Many new construction projects are still to break ground, and with 2006 being
the first year of the latest Five-Year-Plan another round of mass building is
expected across the country.
Local governments don't want to see a slow-down in investment, which could
weaken their local economic growth rates.
And it isn't easy for banks to adjust to the tight credit environment and
curb lending to big projects when their capital adequacy and liquidity are at
their strongest ever.
Even with credit curbs, investment enthusiasm is unlikely to fall, said Yi
Xianrong, a financial researcher with the Chinese Academy of Social Sciences.
Many projects will be able to find alternative funding sources to bank loans,
he said.
As Yi sees it, the best way to cool down the growth in investment is interest
rate hikes. And they should go into effect as soon as possible.
"It is unlikely we'll see a substantial slow-down in investment growth in the
second half of the year if the central bank does not order an interest rate
hike," he said.
There was wide speculation of an imminent interest rate hike even before the
second-quarter figures came out yesterday, but the government has not yet
announced one.
Real estate remains in the spotlight in the anti-overheating campaign.
The sector reported a 24.2 per cent growth in investment during January and
June, 0.7 of a percentage pint higher than a year ago.
Total investment in urban real estate development reached 769.5 billion yuan
(US$96.2 billion) in the period.
Investments in coal-mining, oil and natural gas exploitation, and rail
transportation expanded by 45.7 per cent, 30.3 per cent and 87.6 per cent
respectively in the first half of the year.
"Prosperity continues but problems also accumulate," wrote Chen Jijun, a
macro economics analyst with CITIC Securities, in a monthly report to clients in
mid June.
His report indicates that excessive investment growth in certain sectors
demands more attention and tightening measures.

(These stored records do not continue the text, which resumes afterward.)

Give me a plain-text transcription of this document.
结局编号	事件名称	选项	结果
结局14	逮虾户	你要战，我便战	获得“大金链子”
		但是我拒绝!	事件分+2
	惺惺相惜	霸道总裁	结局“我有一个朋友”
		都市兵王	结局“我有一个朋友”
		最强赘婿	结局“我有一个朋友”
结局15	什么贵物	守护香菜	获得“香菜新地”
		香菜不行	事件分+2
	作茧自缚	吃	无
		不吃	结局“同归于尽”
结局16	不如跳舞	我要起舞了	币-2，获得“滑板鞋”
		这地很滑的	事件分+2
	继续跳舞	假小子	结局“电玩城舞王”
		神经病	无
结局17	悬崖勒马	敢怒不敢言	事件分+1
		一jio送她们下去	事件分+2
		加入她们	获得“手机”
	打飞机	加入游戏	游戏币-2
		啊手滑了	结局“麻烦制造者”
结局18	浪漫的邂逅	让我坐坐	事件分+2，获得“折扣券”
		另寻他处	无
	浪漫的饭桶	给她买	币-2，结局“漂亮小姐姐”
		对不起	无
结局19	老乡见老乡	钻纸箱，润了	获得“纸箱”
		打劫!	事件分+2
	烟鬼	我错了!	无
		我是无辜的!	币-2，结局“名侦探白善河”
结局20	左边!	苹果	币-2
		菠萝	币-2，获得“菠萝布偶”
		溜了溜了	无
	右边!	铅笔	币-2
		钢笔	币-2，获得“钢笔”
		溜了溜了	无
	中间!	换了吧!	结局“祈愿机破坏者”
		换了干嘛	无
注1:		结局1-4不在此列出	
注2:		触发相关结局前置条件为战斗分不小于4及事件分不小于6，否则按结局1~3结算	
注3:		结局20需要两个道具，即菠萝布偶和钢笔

And his concerns are shared by the government also in mid June, after the
release of the May figures, the State Council said it would strictly control the
scale of urban construction and the number of new projects in real estate and
sectors with excessive capacity.
Meanwhile the central bank urged domestic banks to control medium- and
long-term lending and improve their loan structures. On July 5 higher reserve
requirements were introduced for banks.
It will take time to see exactly how much these tightening measures will
affect investment growth, but most economists agree there is still much more to
be done to upgrade the nation's economic structure.
Chen estimated fixed asset investment growth at around 28 per cent for the
whole year.
The State Information Centre estimated 27 per cent, a minimum level to
support the fast economic growth.
As the economy is expected to continue to boom in the second half of this
year and next year, the government will undergo more tests of its ability to
tame investment growth and lift economic efficiency.